STEP 2: MAKE THE AVOCADO LIME DRESSING
In a blender or food processor, combine the avocado, Greek yogurt, lime juice, minced garlic, salt, and pepper. Blend until smooth. If the dressing is too thick, add water a tablespoon at a time until you reach your desired consistency.
STEP 3: ASSEMBLE THE BOWLS
In serving bowls, layer the cooked quinoa or brown rice, roasted sweet potatoes, black beans, corn, diced red bell pepper, and cherry tomatoes.
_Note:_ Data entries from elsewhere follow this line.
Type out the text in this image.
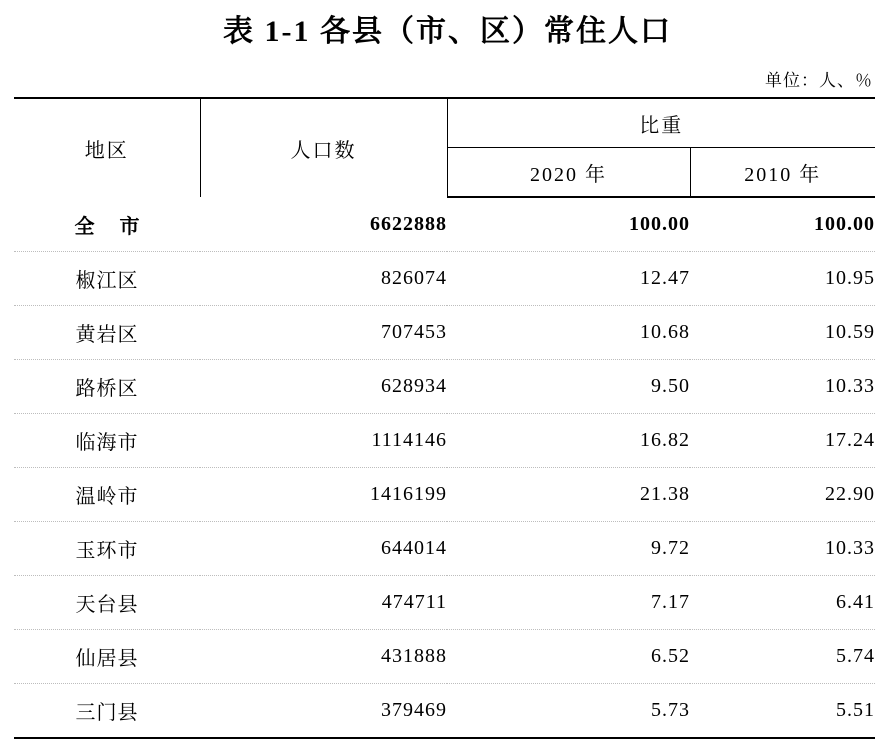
表 1-1 各县（市、区）常住人口
单位：人、％
地区	人口数	比重	
		2020 年	2010 年
全 市	6622888	100.00	100.00
椒江区	826074	12.47	10.95
黄岩区	707453	10.68	10.59
路桥区	628934	9.50	10.33
临海市	1114146	16.82	17.24
温岭市	1416199	21.38	22.90
玉环市	644014	9.72	10.33
天台县	474711	7.17	6.41
仙居县	431888	6.52	5.74
三门县	379469	5.73	5.51
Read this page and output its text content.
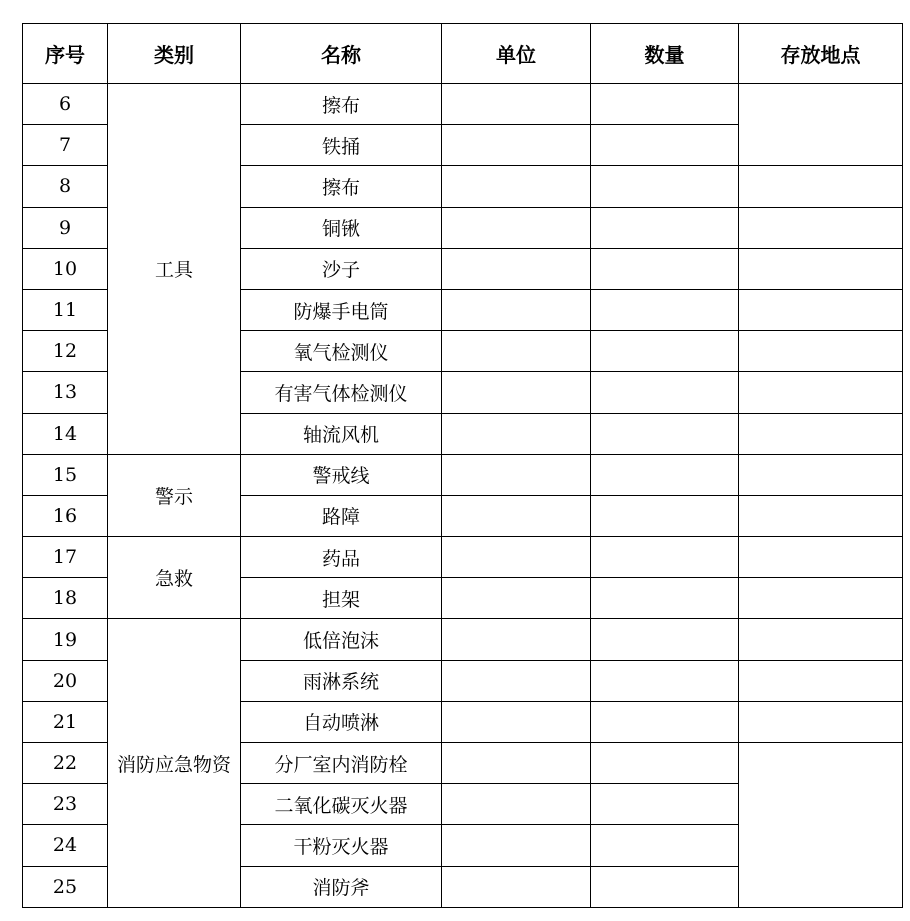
序号	类别	名称	单位	数量	存放地点
6	工具	擦布			
7		铁捅			
8		擦布			
9		铜锹			
10		沙子			
11		防爆手电筒			
12		氧气检测仪			
13		有害气体检测仪			
14		轴流风机			
15	警示	警戒线			
16		路障			
17	急救	药品			
18		担架			
19	消防应急物资	低倍泡沫			
20		雨淋系统			
21		自动喷淋			
22		分厂室内消防栓			
23		二氧化碳灭火器			
24		干粉灭火器			
25		消防斧			
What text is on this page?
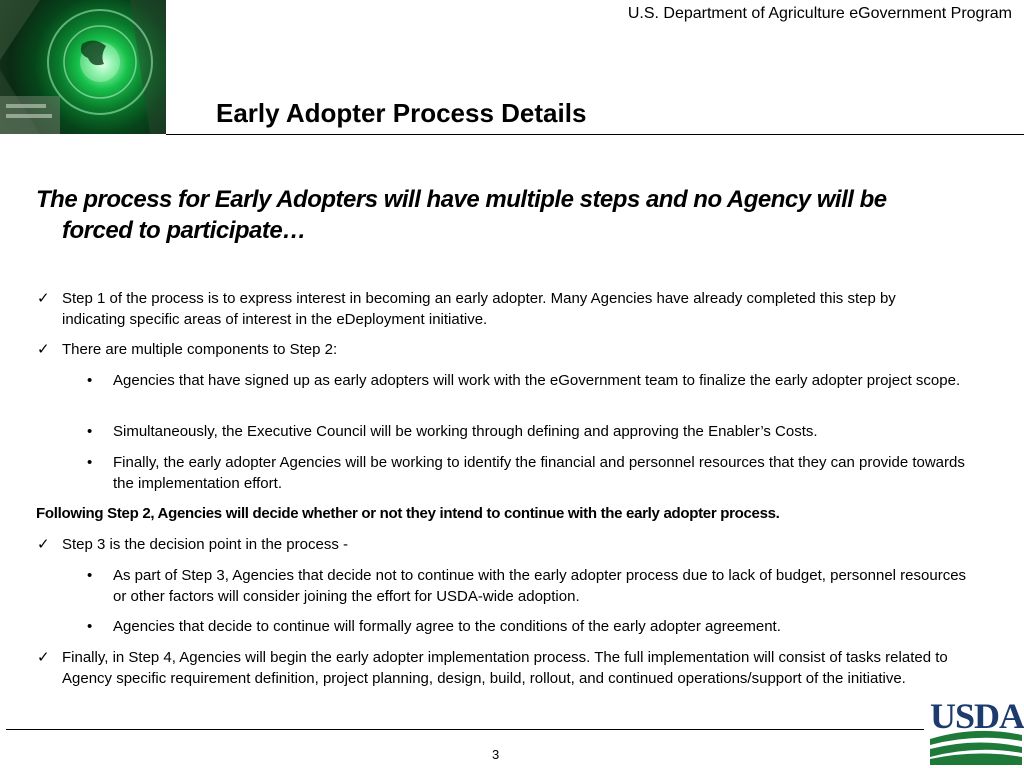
U.S. Department of Agriculture eGovernment Program
Early Adopter Process Details
The process for Early Adopters will have multiple steps and no Agency will be
forced to participate…
✓ Step 1 of the process is to express interest in becoming an early adopter. Many Agencies have already completed this step by indicating specific areas of interest in the eDeployment initiative.
✓ There are multiple components to Step 2:
• Agencies that have signed up as early adopters will work with the eGovernment team to finalize the early adopter project scope.
• Simultaneously, the Executive Council will be working through defining and approving the Enabler’s Costs.
• Finally, the early adopter Agencies will be working to identify the financial and personnel resources that they can provide towards the implementation effort.
Following Step 2, Agencies will decide whether or not they intend to continue with the early adopter process.
✓ Step 3 is the decision point in the process -
• As part of Step 3, Agencies that decide not to continue with the early adopter process due to lack of budget, personnel resources or other factors will consider joining the effort for USDA-wide adoption.
• Agencies that decide to continue will formally agree to the conditions of the early adopter agreement.
✓ Finally, in Step 4, Agencies will begin the early adopter implementation process. The full implementation will consist of tasks related to Agency specific requirement definition, project planning, design, build, rollout, and continued operations/support of the initiative.
3
USDA
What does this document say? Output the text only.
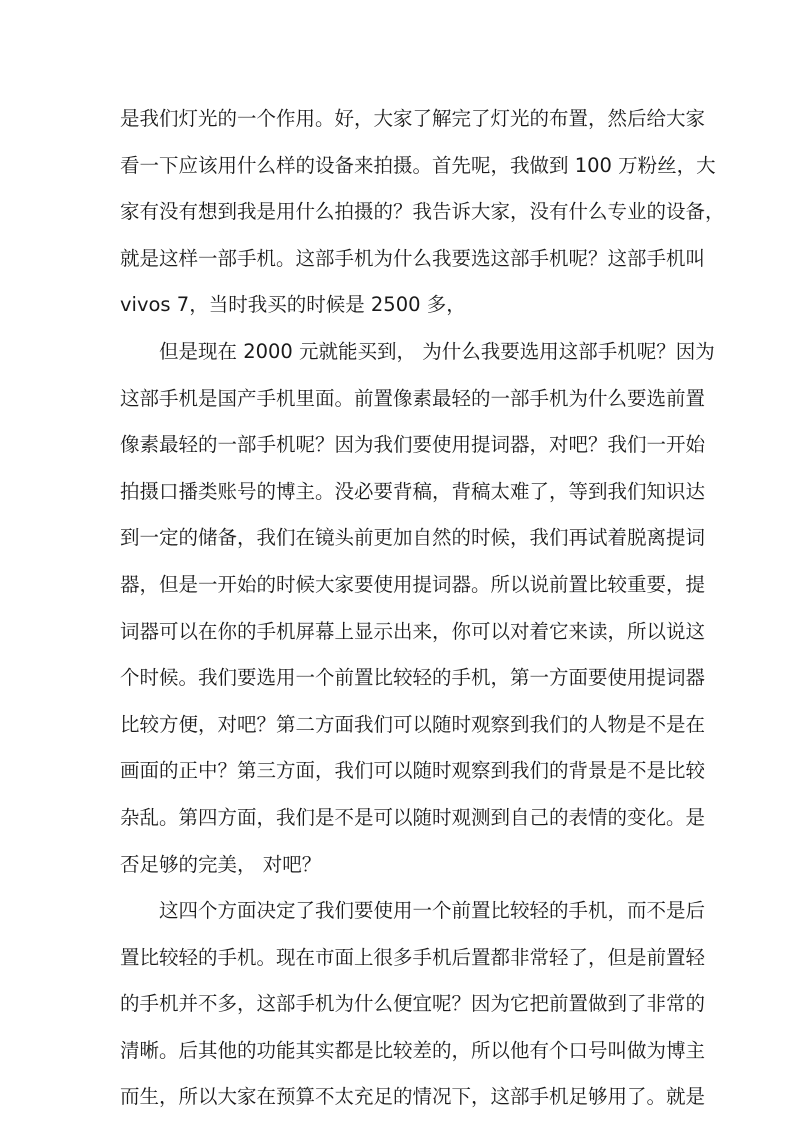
是我们灯光的一个作用。好，大家了解完了灯光的布置，然后给大家
看一下应该用什么样的设备来拍摄。首先呢，我做到 100 万粉丝，大
家有没有想到我是用什么拍摄的？我告诉大家，没有什么专业的设备，
就是这样一部手机。这部手机为什么我要选这部手机呢？这部手机叫
vivos 7，当时我买的时候是 2500 多，
但是现在 2000 元就能买到， 为什么我要选用这部手机呢？因为
这部手机是国产手机里面。前置像素最轻的一部手机为什么要选前置
像素最轻的一部手机呢？因为我们要使用提词器，对吧？我们一开始
拍摄口播类账号的博主。没必要背稿，背稿太难了，等到我们知识达
到一定的储备，我们在镜头前更加自然的时候，我们再试着脱离提词
器，但是一开始的时候大家要使用提词器。所以说前置比较重要，提
词器可以在你的手机屏幕上显示出来，你可以对着它来读，所以说这
个时候。我们要选用一个前置比较轻的手机，第一方面要使用提词器
比较方便，对吧？第二方面我们可以随时观察到我们的人物是不是在
画面的正中？第三方面，我们可以随时观察到我们的背景是不是比较
杂乱。第四方面，我们是不是可以随时观测到自己的表情的变化。是
否足够的完美， 对吧？
这四个方面决定了我们要使用一个前置比较轻的手机，而不是后
置比较轻的手机。现在市面上很多手机后置都非常轻了，但是前置轻
的手机并不多，这部手机为什么便宜呢？因为它把前置做到了非常的
清晰。后其他的功能其实都是比较差的，所以他有个口号叫做为博主
而生，所以大家在预算不太充足的情况下，这部手机足够用了。就是
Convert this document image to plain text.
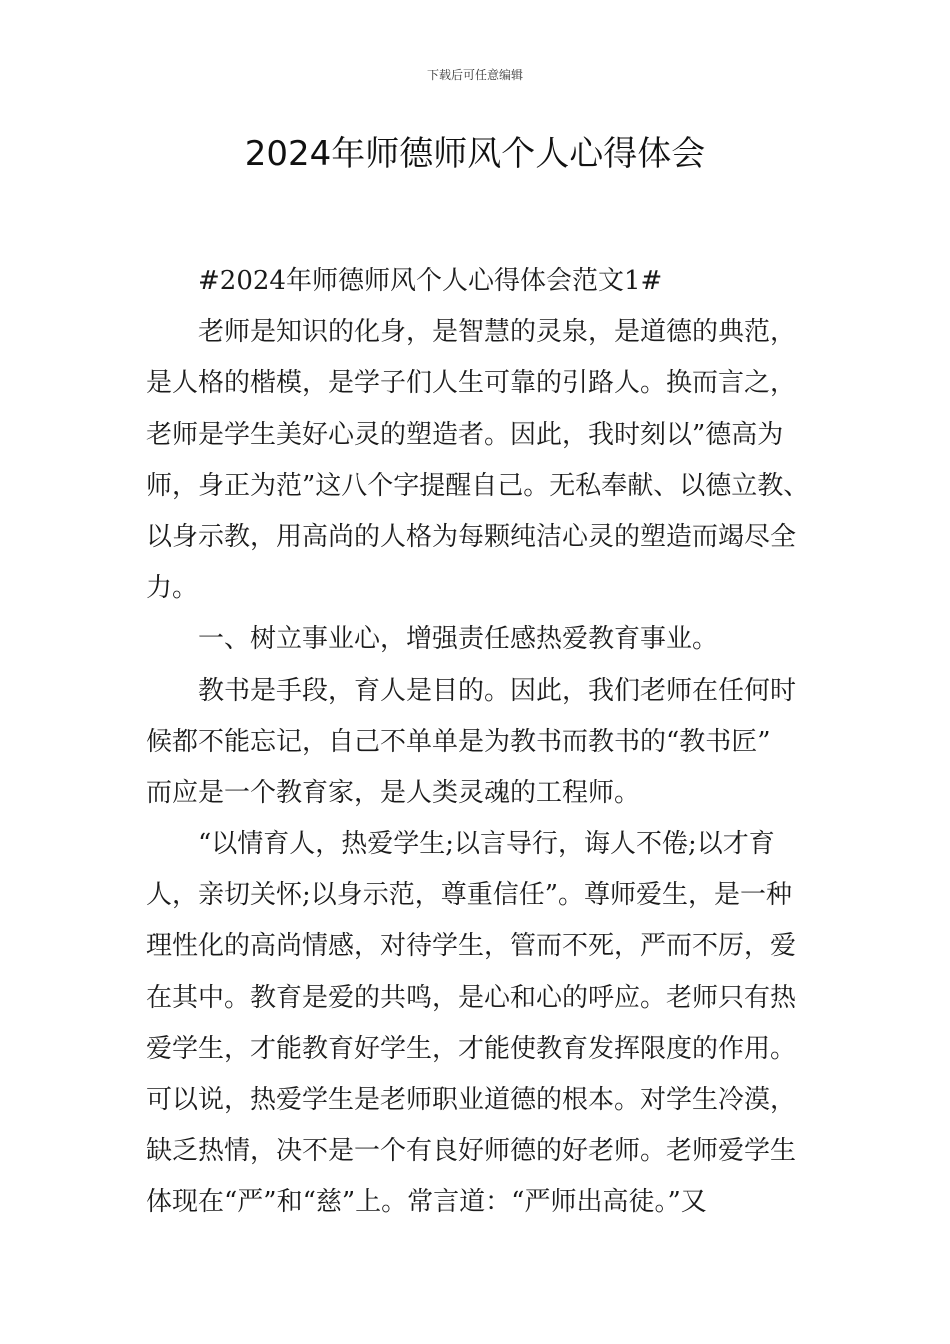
下载后可任意编辑
2024年师德师风个人心得体会
#2024年师德师风个人心得体会范文1#
老师是知识的化身，是智慧的灵泉，是道德的典范，
是人格的楷模，是学子们人生可靠的引路人。换而言之，
老师是学生美好心灵的塑造者。因此，我时刻以”德高为
师，身正为范”这八个字提醒自己。无私奉献、以德立教、
以身示教，用高尚的人格为每颗纯洁心灵的塑造而竭尽全
力。
一、树立事业心，增强责任感热爱教育事业。
教书是手段，育人是目的。因此，我们老师在任何时
候都不能忘记，自己不单单是为教书而教书的“教书匠”
而应是一个教育家，是人类灵魂的工程师。
“以情育人，热爱学生;以言导行，诲人不倦;以才育
人，亲切关怀;以身示范，尊重信任”。尊师爱生，是一种
理性化的高尚情感，对待学生，管而不死，严而不厉，爱
在其中。教育是爱的共鸣，是心和心的呼应。老师只有热
爱学生，才能教育好学生，才能使教育发挥限度的作用。
可以说，热爱学生是老师职业道德的根本。对学生冷漠，
缺乏热情，决不是一个有良好师德的好老师。老师爱学生
体现在“严”和“慈”上。常言道：“严师出高徒。”又
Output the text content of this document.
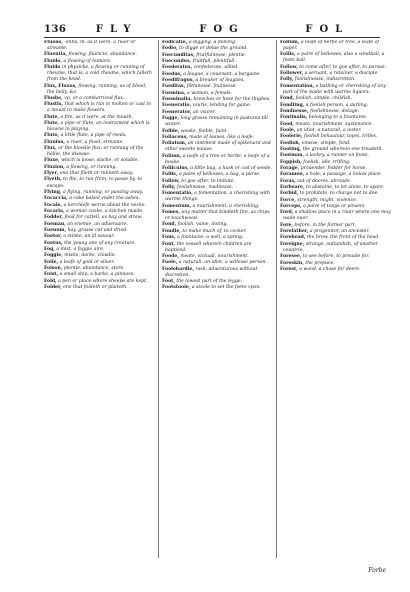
136	FLY	FOG	FOL
Fluens, -entis, m. as it were, a riuer or streame.
Fluentia, flowing, fluencie, abundance.
Fluido, a flowing of humors.
Fluido in physicke, a flowing or running of rheume, that is, a cold rheume, which falleth from the head.
Flux, Fluxus, flowing, running, as of blood, the belly, &c.
Flushe, vp, or a combarriced flux.
Flustix, that which is run in molten or cast in a mould to make flowers.
Flute, a fire, as it were, at the mouth.
Flute, a pipe or flute, an instrument which is blowne in playing.
Fluto, a little flute, a pipe of reeds.
Fluuius, a riuer, a flood, streame.
Flux, or the bloodie flux, or running of the bellie, the disease.
Fluxe, which is loose, slacke, or soluble.
Fluxion, a flowing, or running.
Flyer, one that flieth or runneth away.
Flyeth, to flie, to run from, to passe by, to escape.
Flying, a flying, running, or passing away.
Focaccia, a cake baked vnder the ashes.
Focale, a kerchiefe worne about the necke.
Focaria, a woman cooke, a kitchen maide.
Fodder, food for cattell, as hay and straw.
Foeman, an enemie, an aduersarie.
Foenum, hay, grasse cut and dried.
Foetor, a stinke, an ill sauour.
Foetus, the young one of any creature.
Fog, a mist, a foggie aire.
Foggie, mistie, darke, cloudie.
Foile, a leafe of gold or siluer.
Foison, plentie, abundance, store.
Foist, a small ship, a barke, a pinnace.
Fold, a pen or place where sheepe are kept.
Folder, one that foldeth or plaiteth.
Fodicatio, a digging, a delving.
Fodio, to digge or delue the ground.
Foecunditas, fruitfulnesse, plentie.
Foecundus, fruitfull, plentifull.
Foederatus, confederate, allied.
Foedus, a league, a couenant, a bargaine.
Foedifragus, a breaker of leagues.
Foeditas, filthinesse, foulnesse.
Foemina, a woman, a female.
Foeminalia, breeches or hose for the thighes.
Foeneratio, vsurie, lending for gaine.
Foenerator, an vsurer.
Fogge, long grasse remaining in pastures till winter.
Foible, weake, feeble, faint.
Foliaceus, made of leaues, like a leafe.
Foliatum, an ointment made of spikenard and other sweete leaues.
Folium, a leafe of a tree or herbe, a leafe of a booke.
Folliculus, a little bag, a husk or cod of seede.
Follis, a paire of bellowes, a bag, a purse.
Follow, to goe after, to imitate.
Folly, foolishnesse, madnesse.
Fomentatio, a fomentation, a cherishing with warme things.
Fomentum, a nourishment, a cherishing.
Fomes, any matter that kindleth fire, as chips or touchwood.
Fond, foolish, vaine, doting.
Fondle, to make much of, to cocker.
Fons, a fountaine, a well, a spring.
Font, the vessell wherein children are baptized.
Foode, meate, victuall, nourishment.
Foole, a naturall, an idiot, a witlesse person.
Foolehardie, rash, aduenturous without discretion.
Foot, the lowest part of the legge.
Footstoole, a stoole to set the feete vpon.
Folium, a leafe of herbe or tree, a leafe of paper.
Follis, a paire of bellowes, also a windball, a foote ball.
Follow, to come after, to goe after, to pursue.
Follower, a seruant, a retainer, a disciple.
Folly, foolishnesse, indiscretion.
Fomentation, a bathing or cherishing of any part of the bodie with warme liquors.
Fond, foolish, simple, childish.
Fondling, a foolish person, a darling.
Fondnesse, foolishnesse, dotage.
Fontinalis, belonging to a fountaine.
Food, meate, nourishment, sustenance.
Foole, an idiot, a naturall, a iester.
Foolerie, foolish behauiour, toyes, trifles.
Foolish, vnwise, simple, fond.
Footing, the ground whereon one treadeth.
Footman, a lackey, a runner on foote.
Foppish, foolish, idle, trifling.
Forage, prouender, fodder for horse.
Foramen, a hole, a passage, a holow place.
Foras, out of doores, abroade.
Forbeare, to abstaine, to let alone, to spare.
Forbid, to prohibite, to charge not to doe.
Force, strength, might, violence.
Forceps, a paire of tongs or pinsers.
Ford, a shallow place in a riuer where one may wade ouer.
Fore, before, in the former part.
Forefather, a progenitor, an ancestor.
Forehead, the brow, the front of the head.
Foreigne, strange, outlandish, of another countrie.
Foresee, to see before, to prouide for.
Foreskin, the prepuce.
Forest, a wood, a chase for deere.
Forbe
Generously drizzle the avocado lime dressing over the bowls and toss gently to combine. Top with chopped fresh cilantro for added flavor and freshness.
Prep Time: 15 minutes | Cook Time: 30 minutes | Total Time: 45 minutes | Servings: 4
Enjoy your Sweet Potato and Black Bean Bowls with Avocado Lime Dressing, a nutritious and vibrant meal that’s packed with flavor!